Escrita por: staNormaniNase

Notas do Autor


Foto de capa: garanhão Akhal-Teke, raça de cavalos de Apolo.

Capítulo 19 - Sexo e uva


Fanfic / Fanfiction Bacanal - Sexo e uva

Antes de me ofender

Antes de se afastar

Gosto de você, pra começar.

Gosto de você, pra começar.

Antes de entristecer

E antes de me culpar

Gosto de você, pra começar...

— Cícero, “Porta, Retrato” (Adaptada)

 

 

Eros respirou fundo bem devagar, franzido de leve o cenho branco. Tinha espalhado chá de camomila pela mesa inteira, lascando a sua linda porcelana chinesa, enchendo o ar com seu aroma delicado. Mas o perfume de Apolo também chegava com facilidade as suas narinas. Ele tinha um cheiro levemente adocicado parecido com própolis, e algo mais seco e suave por baixo, como aveia ou cereais. Porém, o que riscou linhas na sua testa, foi outro cheiro impregnado nele. Algo mais forte, apelativo, e extremamente familiar ao deus do Amor.

— E então, tio querido? — Eros questionou, exprimindo as palavras entre os dentes perfeitos numa falsa paciência raivosa. — Vai ficar só olhando para a minha cara linda? Podia ter pedido um quadro!

 — Não se faça de inocente, Eros! — Apolo rosnou, mostrando os dentes compridos e brancos. O Amor achava nunca o ter visto tão furioso na vida e eles tinham um histórico bem comprometedor nesse sentido.

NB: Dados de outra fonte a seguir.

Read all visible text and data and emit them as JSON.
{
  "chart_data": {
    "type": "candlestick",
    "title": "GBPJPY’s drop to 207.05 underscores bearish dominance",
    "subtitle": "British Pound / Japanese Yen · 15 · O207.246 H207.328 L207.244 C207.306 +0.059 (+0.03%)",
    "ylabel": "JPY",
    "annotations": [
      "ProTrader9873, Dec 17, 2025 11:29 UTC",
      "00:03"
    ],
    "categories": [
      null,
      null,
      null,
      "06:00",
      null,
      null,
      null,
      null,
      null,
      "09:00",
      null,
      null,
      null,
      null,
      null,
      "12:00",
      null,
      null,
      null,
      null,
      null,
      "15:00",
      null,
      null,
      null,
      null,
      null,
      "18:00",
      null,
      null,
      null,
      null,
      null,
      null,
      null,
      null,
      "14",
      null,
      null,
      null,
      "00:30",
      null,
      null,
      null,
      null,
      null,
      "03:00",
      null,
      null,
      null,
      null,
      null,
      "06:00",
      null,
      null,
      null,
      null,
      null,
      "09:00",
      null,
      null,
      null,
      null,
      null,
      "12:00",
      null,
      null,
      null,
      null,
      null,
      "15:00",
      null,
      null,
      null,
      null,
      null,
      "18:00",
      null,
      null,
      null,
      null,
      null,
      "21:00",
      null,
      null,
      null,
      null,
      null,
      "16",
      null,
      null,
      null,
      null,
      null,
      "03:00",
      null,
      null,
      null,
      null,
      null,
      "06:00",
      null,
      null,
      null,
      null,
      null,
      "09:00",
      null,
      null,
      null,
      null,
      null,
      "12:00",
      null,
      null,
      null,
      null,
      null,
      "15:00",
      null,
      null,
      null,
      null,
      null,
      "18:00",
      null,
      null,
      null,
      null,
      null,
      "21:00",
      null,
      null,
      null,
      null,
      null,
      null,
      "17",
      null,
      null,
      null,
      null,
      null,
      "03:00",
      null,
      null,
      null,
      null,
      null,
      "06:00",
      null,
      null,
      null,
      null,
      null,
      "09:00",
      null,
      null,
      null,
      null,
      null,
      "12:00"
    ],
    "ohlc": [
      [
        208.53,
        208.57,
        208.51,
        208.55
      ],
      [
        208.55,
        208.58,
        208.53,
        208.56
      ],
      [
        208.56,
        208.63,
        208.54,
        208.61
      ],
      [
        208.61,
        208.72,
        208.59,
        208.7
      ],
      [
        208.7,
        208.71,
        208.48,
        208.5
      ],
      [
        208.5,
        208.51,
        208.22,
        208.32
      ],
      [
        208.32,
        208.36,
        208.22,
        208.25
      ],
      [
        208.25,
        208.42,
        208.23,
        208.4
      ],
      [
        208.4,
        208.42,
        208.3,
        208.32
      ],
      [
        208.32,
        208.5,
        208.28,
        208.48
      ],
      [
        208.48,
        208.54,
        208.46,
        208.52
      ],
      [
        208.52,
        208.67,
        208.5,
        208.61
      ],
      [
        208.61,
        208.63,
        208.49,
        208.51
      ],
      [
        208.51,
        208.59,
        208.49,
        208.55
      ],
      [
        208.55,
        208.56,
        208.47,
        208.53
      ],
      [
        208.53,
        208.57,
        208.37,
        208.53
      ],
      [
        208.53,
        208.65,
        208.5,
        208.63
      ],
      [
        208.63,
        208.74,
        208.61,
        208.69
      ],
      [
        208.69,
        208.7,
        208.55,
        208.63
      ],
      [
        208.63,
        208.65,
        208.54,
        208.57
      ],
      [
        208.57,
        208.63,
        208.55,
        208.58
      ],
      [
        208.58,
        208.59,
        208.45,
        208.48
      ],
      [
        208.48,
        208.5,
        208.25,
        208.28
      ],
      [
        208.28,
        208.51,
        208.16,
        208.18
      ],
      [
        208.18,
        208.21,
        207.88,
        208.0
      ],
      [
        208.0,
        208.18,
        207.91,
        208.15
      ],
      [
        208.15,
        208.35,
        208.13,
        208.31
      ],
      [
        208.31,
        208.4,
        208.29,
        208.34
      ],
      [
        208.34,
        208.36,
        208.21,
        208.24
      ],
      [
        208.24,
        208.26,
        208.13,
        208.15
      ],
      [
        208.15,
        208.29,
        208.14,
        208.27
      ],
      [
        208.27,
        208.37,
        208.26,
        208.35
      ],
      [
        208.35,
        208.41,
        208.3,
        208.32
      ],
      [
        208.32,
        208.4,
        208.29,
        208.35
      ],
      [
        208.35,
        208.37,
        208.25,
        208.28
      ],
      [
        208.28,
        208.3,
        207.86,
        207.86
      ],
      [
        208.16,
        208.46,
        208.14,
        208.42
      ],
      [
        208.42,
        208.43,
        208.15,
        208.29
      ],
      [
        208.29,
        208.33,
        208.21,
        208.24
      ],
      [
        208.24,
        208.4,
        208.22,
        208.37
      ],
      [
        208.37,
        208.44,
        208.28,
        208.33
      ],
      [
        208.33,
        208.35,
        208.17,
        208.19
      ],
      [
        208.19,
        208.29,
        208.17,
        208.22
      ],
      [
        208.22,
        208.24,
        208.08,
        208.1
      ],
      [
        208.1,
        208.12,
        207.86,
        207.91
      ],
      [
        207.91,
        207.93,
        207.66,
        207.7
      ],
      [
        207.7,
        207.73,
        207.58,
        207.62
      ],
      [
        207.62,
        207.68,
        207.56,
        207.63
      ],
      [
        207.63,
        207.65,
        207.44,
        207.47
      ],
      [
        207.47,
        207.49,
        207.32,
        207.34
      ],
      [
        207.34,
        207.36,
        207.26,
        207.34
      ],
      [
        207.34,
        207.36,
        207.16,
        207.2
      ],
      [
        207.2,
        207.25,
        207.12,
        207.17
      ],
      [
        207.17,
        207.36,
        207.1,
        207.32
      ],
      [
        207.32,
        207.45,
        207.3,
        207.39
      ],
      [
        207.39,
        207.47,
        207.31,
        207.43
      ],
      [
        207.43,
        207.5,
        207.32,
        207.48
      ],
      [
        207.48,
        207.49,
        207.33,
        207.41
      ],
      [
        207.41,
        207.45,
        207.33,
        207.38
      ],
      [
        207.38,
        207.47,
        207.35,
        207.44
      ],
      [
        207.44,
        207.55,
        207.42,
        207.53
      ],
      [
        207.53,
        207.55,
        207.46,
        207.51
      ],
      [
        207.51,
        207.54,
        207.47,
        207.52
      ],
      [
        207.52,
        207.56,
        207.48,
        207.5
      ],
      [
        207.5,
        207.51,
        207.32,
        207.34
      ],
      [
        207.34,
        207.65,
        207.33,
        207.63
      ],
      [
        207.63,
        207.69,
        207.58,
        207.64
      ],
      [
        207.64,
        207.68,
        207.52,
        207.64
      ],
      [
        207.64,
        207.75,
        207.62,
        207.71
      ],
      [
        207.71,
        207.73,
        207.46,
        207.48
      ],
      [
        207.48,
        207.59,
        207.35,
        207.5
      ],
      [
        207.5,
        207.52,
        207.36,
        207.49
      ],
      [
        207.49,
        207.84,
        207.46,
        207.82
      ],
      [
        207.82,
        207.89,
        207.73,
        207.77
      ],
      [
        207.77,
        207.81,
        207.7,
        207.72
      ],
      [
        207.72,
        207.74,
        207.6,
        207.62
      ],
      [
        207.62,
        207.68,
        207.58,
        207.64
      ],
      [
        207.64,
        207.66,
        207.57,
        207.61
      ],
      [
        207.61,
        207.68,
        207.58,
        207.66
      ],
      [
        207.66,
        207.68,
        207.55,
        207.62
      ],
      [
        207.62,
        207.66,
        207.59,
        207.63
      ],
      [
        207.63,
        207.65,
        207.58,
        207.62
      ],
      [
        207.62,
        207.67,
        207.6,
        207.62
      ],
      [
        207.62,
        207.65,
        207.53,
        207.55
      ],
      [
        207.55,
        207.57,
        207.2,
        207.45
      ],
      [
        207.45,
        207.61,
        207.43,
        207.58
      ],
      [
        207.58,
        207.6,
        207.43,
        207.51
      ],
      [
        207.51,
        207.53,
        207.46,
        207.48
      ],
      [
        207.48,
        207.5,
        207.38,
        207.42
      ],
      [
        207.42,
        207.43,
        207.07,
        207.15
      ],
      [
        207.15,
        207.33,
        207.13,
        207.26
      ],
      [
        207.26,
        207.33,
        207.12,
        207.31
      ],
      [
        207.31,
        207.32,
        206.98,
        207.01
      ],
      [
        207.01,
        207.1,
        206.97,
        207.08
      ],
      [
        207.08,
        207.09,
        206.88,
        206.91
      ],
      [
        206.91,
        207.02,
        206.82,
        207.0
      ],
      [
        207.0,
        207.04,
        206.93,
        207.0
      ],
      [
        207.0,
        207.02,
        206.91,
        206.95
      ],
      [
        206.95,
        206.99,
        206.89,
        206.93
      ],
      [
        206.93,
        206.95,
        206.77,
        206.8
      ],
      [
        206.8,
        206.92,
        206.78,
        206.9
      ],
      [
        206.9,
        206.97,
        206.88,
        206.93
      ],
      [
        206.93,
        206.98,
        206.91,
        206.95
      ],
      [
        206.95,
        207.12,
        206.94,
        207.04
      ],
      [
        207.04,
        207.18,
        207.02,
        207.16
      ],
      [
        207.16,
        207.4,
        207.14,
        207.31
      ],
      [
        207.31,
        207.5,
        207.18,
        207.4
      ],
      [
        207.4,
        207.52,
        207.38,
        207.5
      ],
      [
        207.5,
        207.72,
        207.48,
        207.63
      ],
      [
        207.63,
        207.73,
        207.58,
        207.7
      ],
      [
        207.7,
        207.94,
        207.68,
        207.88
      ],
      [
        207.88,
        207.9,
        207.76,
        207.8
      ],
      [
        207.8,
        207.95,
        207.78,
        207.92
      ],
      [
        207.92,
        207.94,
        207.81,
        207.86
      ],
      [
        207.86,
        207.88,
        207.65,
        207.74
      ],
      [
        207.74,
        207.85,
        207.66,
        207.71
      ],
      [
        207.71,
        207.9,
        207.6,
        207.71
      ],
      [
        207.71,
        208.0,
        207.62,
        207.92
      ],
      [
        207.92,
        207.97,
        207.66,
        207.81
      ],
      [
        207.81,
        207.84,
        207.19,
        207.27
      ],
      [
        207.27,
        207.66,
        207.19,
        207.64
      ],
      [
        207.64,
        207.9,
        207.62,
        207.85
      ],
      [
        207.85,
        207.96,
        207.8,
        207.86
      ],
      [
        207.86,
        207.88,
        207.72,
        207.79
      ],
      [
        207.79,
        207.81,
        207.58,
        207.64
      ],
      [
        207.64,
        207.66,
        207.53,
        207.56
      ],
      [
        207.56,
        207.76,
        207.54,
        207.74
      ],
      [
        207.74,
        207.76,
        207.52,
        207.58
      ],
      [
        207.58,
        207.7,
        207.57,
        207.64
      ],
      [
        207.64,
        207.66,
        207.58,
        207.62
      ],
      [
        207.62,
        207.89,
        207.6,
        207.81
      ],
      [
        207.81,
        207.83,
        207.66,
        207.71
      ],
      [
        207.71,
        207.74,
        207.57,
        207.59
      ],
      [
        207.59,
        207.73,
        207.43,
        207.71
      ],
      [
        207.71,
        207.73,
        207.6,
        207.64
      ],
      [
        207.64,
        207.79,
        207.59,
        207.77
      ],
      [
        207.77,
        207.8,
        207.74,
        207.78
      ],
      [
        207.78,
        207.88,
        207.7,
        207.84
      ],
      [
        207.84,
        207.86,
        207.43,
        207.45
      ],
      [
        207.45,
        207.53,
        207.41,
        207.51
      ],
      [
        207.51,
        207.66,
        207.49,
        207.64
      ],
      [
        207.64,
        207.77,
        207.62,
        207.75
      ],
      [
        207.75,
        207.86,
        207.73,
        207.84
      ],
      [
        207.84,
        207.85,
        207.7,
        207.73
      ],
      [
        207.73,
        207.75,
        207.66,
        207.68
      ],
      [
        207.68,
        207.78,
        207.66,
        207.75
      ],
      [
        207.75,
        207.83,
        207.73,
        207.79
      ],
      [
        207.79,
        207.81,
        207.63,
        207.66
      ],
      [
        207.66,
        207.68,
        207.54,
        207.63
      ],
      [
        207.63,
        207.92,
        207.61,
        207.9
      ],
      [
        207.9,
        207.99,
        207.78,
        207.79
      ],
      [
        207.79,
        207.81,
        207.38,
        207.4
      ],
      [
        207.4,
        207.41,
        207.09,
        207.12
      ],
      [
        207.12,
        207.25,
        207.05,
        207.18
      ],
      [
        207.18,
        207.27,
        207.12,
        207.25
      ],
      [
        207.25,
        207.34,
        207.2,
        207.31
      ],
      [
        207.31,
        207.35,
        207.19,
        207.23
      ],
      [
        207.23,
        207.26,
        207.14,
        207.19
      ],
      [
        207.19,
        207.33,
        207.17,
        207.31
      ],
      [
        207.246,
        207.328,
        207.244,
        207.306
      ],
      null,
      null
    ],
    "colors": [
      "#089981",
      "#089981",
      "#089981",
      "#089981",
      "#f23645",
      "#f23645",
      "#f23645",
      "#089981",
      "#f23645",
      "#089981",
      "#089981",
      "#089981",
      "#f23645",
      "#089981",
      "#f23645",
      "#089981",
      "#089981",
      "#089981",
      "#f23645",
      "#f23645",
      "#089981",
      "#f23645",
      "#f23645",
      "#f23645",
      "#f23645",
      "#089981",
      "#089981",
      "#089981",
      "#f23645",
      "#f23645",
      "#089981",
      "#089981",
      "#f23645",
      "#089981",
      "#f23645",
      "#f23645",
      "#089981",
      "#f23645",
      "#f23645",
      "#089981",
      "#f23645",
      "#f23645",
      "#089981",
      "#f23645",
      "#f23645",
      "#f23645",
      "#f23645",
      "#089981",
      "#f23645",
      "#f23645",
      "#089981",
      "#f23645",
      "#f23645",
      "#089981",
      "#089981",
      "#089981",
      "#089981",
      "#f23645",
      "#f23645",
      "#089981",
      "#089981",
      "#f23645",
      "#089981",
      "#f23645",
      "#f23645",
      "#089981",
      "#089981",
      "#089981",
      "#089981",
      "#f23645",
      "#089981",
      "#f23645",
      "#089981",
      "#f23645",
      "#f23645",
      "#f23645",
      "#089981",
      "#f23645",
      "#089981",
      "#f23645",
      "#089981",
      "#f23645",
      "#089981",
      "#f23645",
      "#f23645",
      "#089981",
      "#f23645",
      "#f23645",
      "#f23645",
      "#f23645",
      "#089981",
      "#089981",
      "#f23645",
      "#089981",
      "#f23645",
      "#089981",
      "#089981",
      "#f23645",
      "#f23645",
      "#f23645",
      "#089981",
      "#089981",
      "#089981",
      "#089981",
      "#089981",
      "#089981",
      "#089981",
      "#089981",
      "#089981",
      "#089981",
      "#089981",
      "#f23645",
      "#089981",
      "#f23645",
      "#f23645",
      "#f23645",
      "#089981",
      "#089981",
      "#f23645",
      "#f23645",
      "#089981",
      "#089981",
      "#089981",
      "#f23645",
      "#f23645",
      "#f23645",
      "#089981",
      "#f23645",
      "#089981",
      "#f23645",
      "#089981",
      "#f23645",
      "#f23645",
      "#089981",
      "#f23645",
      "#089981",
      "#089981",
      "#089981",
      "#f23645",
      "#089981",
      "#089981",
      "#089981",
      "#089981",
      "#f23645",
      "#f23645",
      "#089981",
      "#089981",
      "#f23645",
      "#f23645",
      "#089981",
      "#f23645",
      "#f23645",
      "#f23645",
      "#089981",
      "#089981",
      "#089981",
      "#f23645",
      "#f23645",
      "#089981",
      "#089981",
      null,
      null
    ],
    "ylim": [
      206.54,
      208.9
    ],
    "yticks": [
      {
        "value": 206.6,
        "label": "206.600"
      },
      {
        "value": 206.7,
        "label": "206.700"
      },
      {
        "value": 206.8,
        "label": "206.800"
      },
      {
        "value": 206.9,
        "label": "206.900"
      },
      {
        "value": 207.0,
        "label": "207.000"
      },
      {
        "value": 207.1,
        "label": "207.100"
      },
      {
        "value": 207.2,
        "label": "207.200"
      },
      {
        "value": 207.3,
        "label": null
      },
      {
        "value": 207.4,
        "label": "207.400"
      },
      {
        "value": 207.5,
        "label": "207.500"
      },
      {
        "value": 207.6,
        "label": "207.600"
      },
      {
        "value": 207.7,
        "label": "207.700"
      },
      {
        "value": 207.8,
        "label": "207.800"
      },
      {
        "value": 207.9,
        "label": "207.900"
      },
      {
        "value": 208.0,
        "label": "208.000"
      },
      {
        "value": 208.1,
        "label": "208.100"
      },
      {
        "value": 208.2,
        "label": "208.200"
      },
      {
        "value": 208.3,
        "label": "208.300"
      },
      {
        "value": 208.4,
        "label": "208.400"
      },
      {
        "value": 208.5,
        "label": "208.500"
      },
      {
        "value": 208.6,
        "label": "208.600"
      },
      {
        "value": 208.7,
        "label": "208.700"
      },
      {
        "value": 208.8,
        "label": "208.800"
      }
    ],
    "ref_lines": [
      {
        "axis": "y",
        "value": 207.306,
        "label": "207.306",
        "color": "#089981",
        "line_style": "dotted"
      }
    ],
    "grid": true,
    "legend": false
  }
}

Suas pupilas eram pontinhos minúsculos no céu do azul dos seus olhos, os cabelos lisos e dourados estavam completamente desordenados, esparramados pela sua testa morena, e os punhos fechados tremiam de raiva contida. Ele parecia uma força da natureza, como uma tempestade de areia ou incêndio natural. O que era absolutamente estranho aos seus modos sempre polidos, pensados e contidos. Todavia, se havia alguma reserva de cometimento e frieza lógica nele agora, estava muito bem oculta pela sua pele bronzeada e febril, esquentando causticamente o ar ameno a sua volta. E o ardor incendiário por detrás das suas íris azuis parecia extremamente destrutivo. Mas, seja lá qual motivo o tenha levado a isso, não era exatamente desagradável de se ver.

Eros não pode deixar de se impressionar com a beleza dele, mesmo a aquele risco. Sempre achara Apolo estonteante. O filho de Afrodite entendia por que a maioria o tinha elegido como o mais belo entre os deuses. Tudo nele espelhava a graça da mãe, parecendo equilibrado e convidativo. Sua áurea afetiva contribuía, sem dúvida. Porém, ele próprio não estava tão certo quanto a isso. Podia ser a fusão perfeita do encanto dos dois gêneros e de fato era. Mas havia algo mais no deus do Sol. Uma solidez máscula, uma timidez intrigante e uma sensualidade distraída que ele nunca poderia imitar. Além do mais, existe algo na cólera masculina que lembra intimamente a virilidade. E aquela raiva cadente só servia para deixá-lo mais bonito.

"O quanto nós não poderíamos nos aproveitar se não fosse por essa rixa estúpida..." O Cupido se lamentou, para si mesmo, quase deixando um sorriso mínimo entregar seus pensamentos. "O pior disso tudo, Apolo, é que, no fundo, eu gosto de você." E, de fato, sorriu sem querer. "Eu sempre gostei de você...".

Mas seus devaneios afetivos foram interrompidos quando ouviu Apolo gritando:

— ... pelo amor de todos os deuses, me diga de uma vez, por que você fez isso?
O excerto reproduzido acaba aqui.